Lendas
escoteiras.
Paixão
além da vida.
Nota - Um amor impossível, uma
aceitação difícil entre duas almas que se amam. Viveram felizes por muito
tempo. História de vida que serve como exemplo para todos nós.
Três patrulhas. A quarta
só no ano seguinte. Tropa nova, com menos de um ano e seis meses de atividade. Paulo
Tostes era um Chefe novo, vinte e três anos. Resolveu um dia ser Escoteiro.
Nunca foi. Achou nos guardados do seu pai um livro chamado Escotismo Para
Rapazes de Baden Powell o fundador. Leu em uma noite. Gostou. Seu pai quase não
falava. Vivia em uma cadeira de rodas. A mãe morrera há anos. Ele arrimo da
família. Sempre pensou em ir embora de Lua Verde. Só conseguiu terminar o
segundo grau. Cidade pequena, menos de dez mil habitantes.
Sem perspectivas de
crescimento profissional. Não podia deixar seu pai. Para sobreviverem ele
montou uma quitanda. Pequena. Na frente de sua casa para não pagar aluguel.
Algumas verduras, frutas, doces, e quando pode comprar uma geladeira, refrigerantes
e algumas guloseimas geladas. Dava para seguir adiante a cada mês. O “fiado”
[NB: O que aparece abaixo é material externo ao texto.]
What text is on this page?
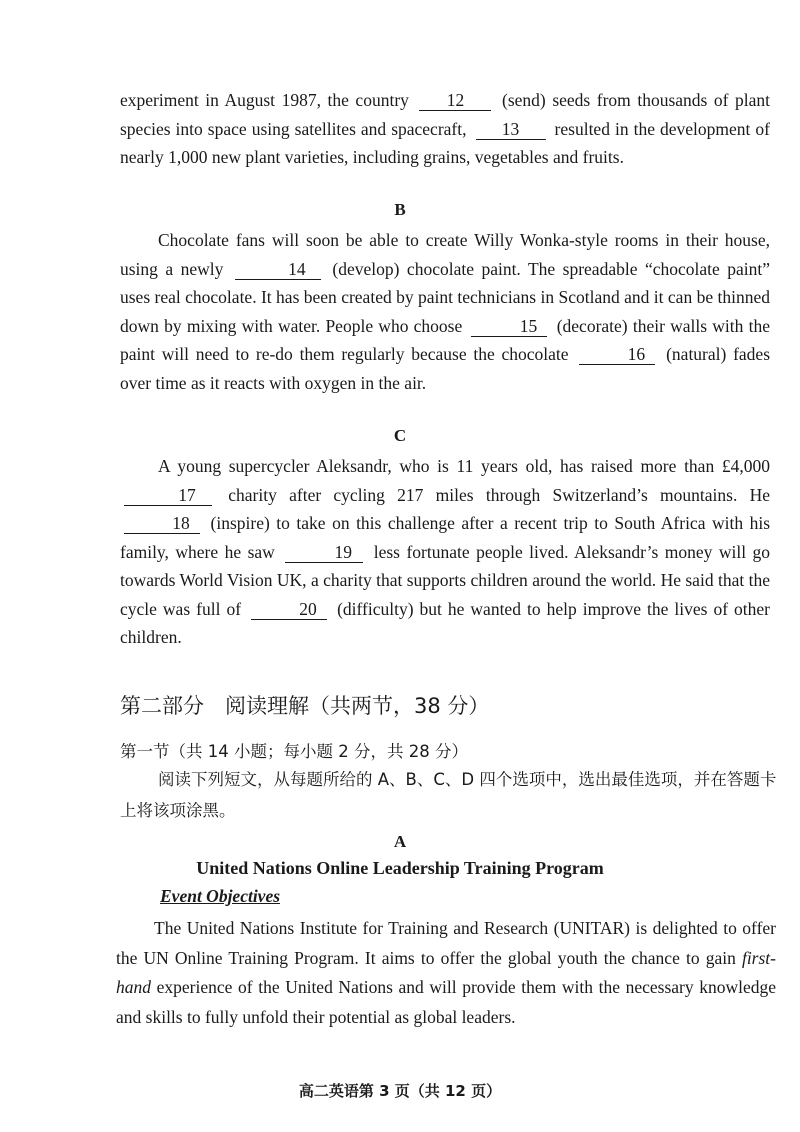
experiment in August 1987, the country 12 (send) seeds from thousands of plant species into space using satellites and spacecraft, 13 resulted in the development of nearly 1,000 new plant varieties, including grains, vegetables and fruits.

B

Chocolate fans will soon be able to create Willy Wonka-style rooms in their house, using a newly	14 (develop) chocolate paint. The spreadable “chocolate paint” uses real chocolate. It has been created by paint technicians in Scotland and it can be thinned down by mixing with water. People who choose	15 (decorate) their walls with the paint will need to re-do them regularly because the chocolate	16 (natural) fades over time as it reacts with oxygen in the air.

C

A young supercycler Aleksandr, who is 11 years old, has raised more than £4,000 17 charity after cycling 217 miles through Switzerland’s mountains. He 18 (inspire) to take on this challenge after a recent trip to South Africa with his family, where he saw	19 less fortunate people lived. Aleksandr’s money will go towards World Vision UK, a charity that supports children around the world. He said that the cycle was full of	20 (difficulty) but he wanted to help improve the lives of other children.

第二部分　阅读理解（共两节，38 分）

第一节（共 14 小题；每小题 2 分，共 28 分）

阅读下列短文，从每题所给的 A、B、C、D 四个选项中，选出最佳选项，并在答题卡上将该项涂黑。

A

United Nations Online Leadership Training Program

Event Objectives

The United Nations Institute for Training and Research (UNITAR) is delighted to offer the UN Online Training Program. It aims to offer the global youth the chance to gain first-hand experience of the United Nations and will provide them with the necessary knowledge and skills to fully unfold their potential as global leaders.

高二英语第 3 页（共 12 页）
era a parte mais difícil. Como negar ao Seu Romerildo? A Dona Eufrásia e a
tantos outros? Eram como ele. Nem sabiam o que iam comer amanhã.
Paulo Tostes amou o livro. Releu diversas
vezes, pensou com seus botões. - Porque não ter uma Tropa Escoteira aqui na
cidade? Não seria tão difícil. E assim fez. Mãos a obra. Convidar meninos foi
fácil, a sede também não foi difícil. Ficaram num pequeno porão da Igreja
Matriz. Mas Paulo Tostes não entendia nada. Começou na raça, nem sabia que
existia autorização, alguém responsável acima dele.
Ele e os Raposas, os Tigres
e os Leões eram os escoteiros mais felizes do mundo. Amigos, irmãos, juntos
sempre. O populacho da cidade adorava vê-los correr pelos campos, parecia um
bando de meninos loucos a fazerem suas aventuras fantásticas. Paulo Tostes um
dia recebeu uma carta. Era do Grande Chefe Escoteiro da Capital. O convidava
para um curso. Todas as despesas pagas. Porque não ir? A quitanda deixou na mão
de Quinzinho e Marquinho. Dois Monitores que sempre o ajudavam nos sábados pela
manhã quando a quitanda estava cheia.
Partiu no trem noturno das
onze para a capital. Quinze horas de viagem. Na chegada se informou onde era o
Zoológico. Pegou o bonde. Desceu no final e dai seguiu a pé. Eram mais seis
quilômetros. Nada que assustasse Paulo Tostes. Quando chegou viu muitos chefes.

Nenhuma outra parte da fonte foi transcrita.